Jeong Seong Hyun
Department of Hematology-Oncology, Ajou University School of Medicine, Suwon, Korea.
Blood Res. 2022 Apr 30;57(S1):120-129. doi: 10.5045/br.2022.2022054.
Treatment of indolent lymphoma has improved significantly in recent decades since the advent of rituximab (anti-CD20 monoclonal antibody). Although, some patients with limited disease can be cured with radiation therapy alone, most patients experience disease progression and recurrence during follow-up despite early initiation of treatment. Thus, watch-and-wait is still regarded the standard for asymptomatic patients. Patients with indolent lymphoma have a significant heterogeneity in terms of tumor burden, symptoms (according to anatomical sites) and the need for instant therapy.

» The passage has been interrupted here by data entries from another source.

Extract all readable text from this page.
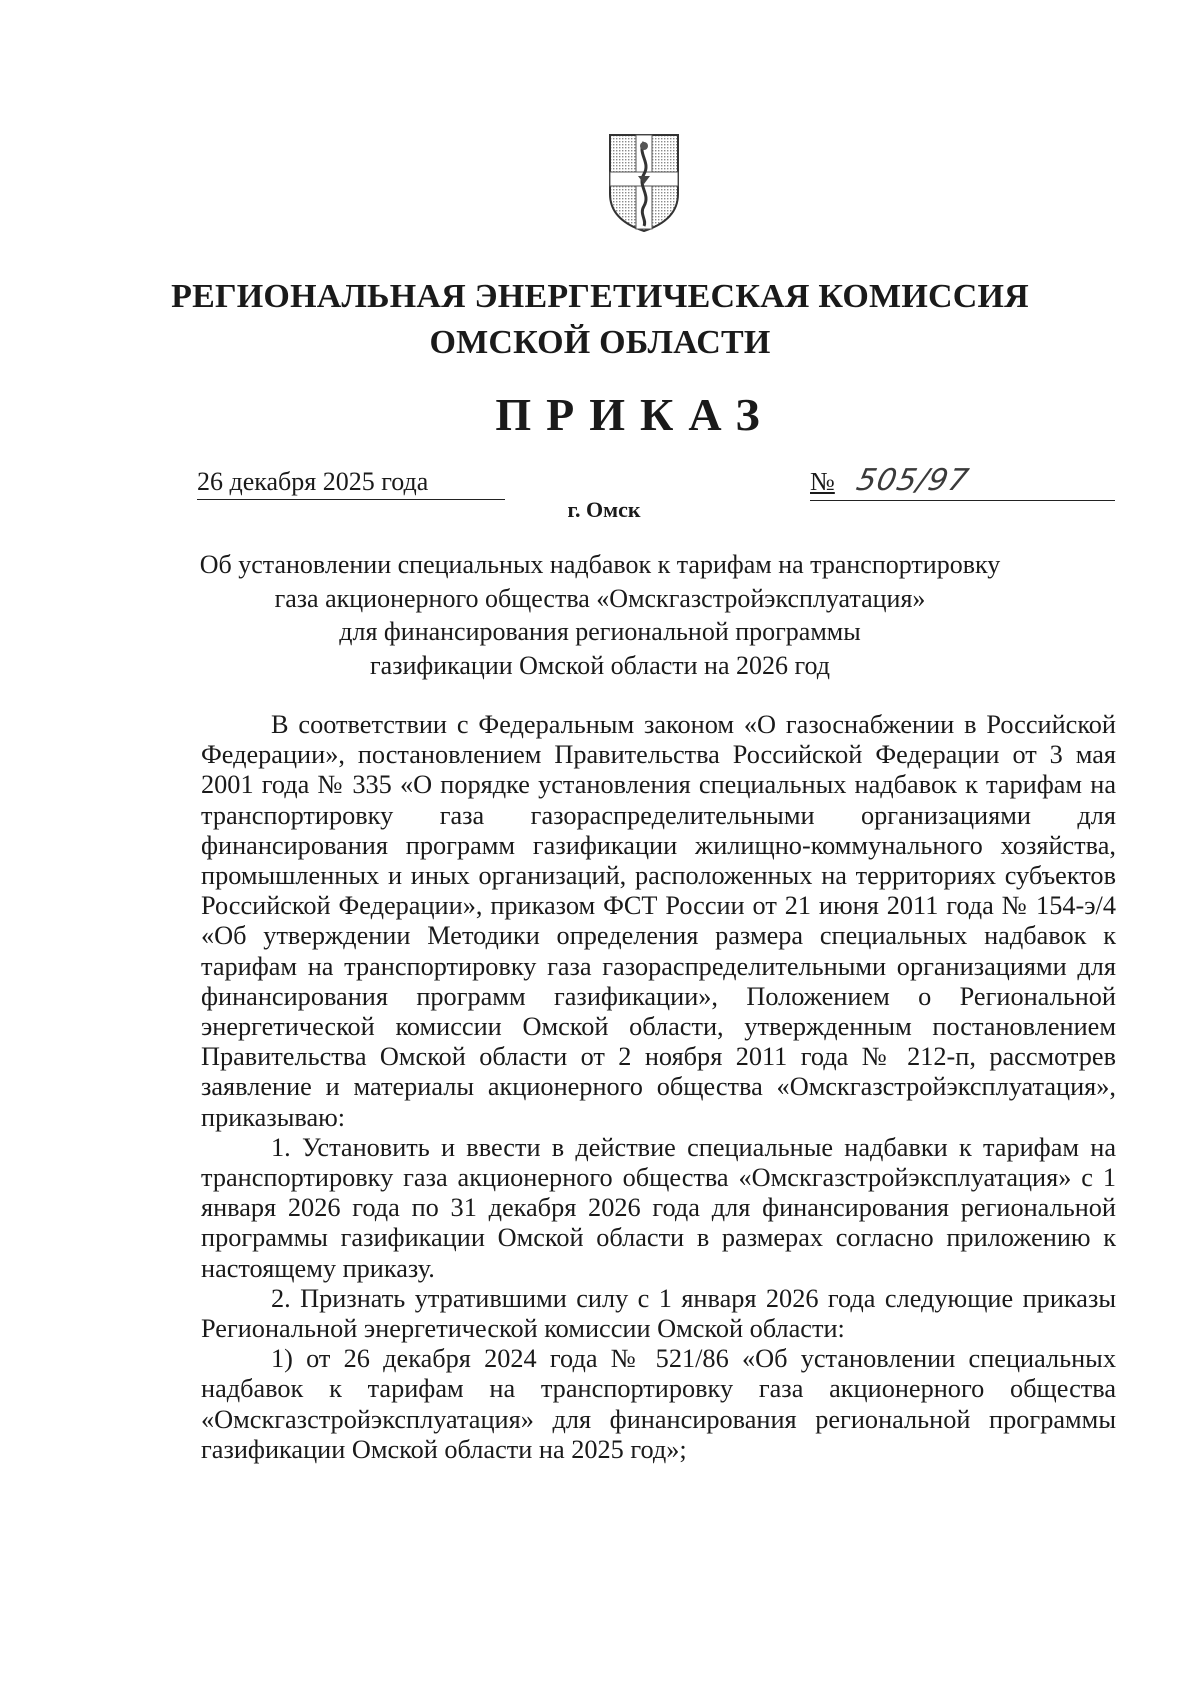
РЕГИОНАЛЬНАЯ ЭНЕРГЕТИЧЕСКАЯ КОМИССИЯ
ОМСКОЙ ОБЛАСТИ
ПРИКАЗ
26 декабря 2025 года	№ 505/97
г. Омск
Об установлении специальных надбавок к тарифам на транспортировку
газа акционерного общества «Омскгазстройэксплуатация»
для финансирования региональной программы
газификации Омской области на 2026 год

В соответствии с Федеральным законом «О газоснабжении в Российской Федерации», постановлением Правительства Российской Федерации от 3 мая 2001 года № 335 «О порядке установления специальных надбавок к тарифам на транспортировку газа газораспределительными организациями для финансирования программ газификации жилищно-коммунального хозяйства, промышленных и иных организаций, расположенных на территориях субъектов Российской Федерации», приказом ФСТ России от 21 июня 2011 года № 154-э/4 «Об утверждении Методики определения размера специальных надбавок к тарифам на транспортировку газа газораспределительными организациями для финансирования программ газификации», Положением о Региональной энергетической комиссии Омской области, утвержденным постановлением Правительства Омской области от 2 ноября 2011 года № 212-п, рассмотрев заявление и материалы акционерного общества «Омскгазстройэксплуатация», приказываю:

1. Установить и ввести в действие специальные надбавки к тарифам на транспортировку газа акционерного общества «Омскгазстройэксплуатация» с 1 января 2026 года по 31 декабря 2026 года для финансирования региональной программы газификации Омской области в размерах согласно приложению к настоящему приказу.

2. Признать утратившими силу с 1 января 2026 года следующие приказы Региональной энергетической комиссии Омской области:

1) от 26 декабря 2024 года № 521/86 «Об установлении специальных надбавок к тарифам на транспортировку газа акционерного общества «Омскгазстройэксплуатация» для финансирования региональной программы газификации Омской области на 2025 год»;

Therefore, the initiation of treatment and treatment option should be decided with a clear goal in each patient according to the need for therapy and clinical benefits with the chosen treatment. In this review, we cover the current treatment of follicular lymphoma and marginal zone lymphoma.
自利妥昔单抗(抗CD20单克隆抗体)问世以来,近几十年来惰性淋巴瘤的治疗有了显著改善。尽管一些疾病局限的患者仅通过放射治疗即可治愈,但大多数患者即使早期开始治疗,在随访期间仍会出现疾病进展和复发。因此,观察等待仍被视为无症状患者的标准治疗方式。惰性淋巴瘤患者在肿瘤负荷、症状(根据解剖部位)以及立即治疗的需求方面存在显著异质性。因此,应根据治疗需求和所选治疗的临床获益,为每位患者明确目标后再决定治疗的启动和治疗方案。在本综述中,我们涵盖了滤泡性淋巴瘤和边缘区淋巴瘤的当前治疗方法。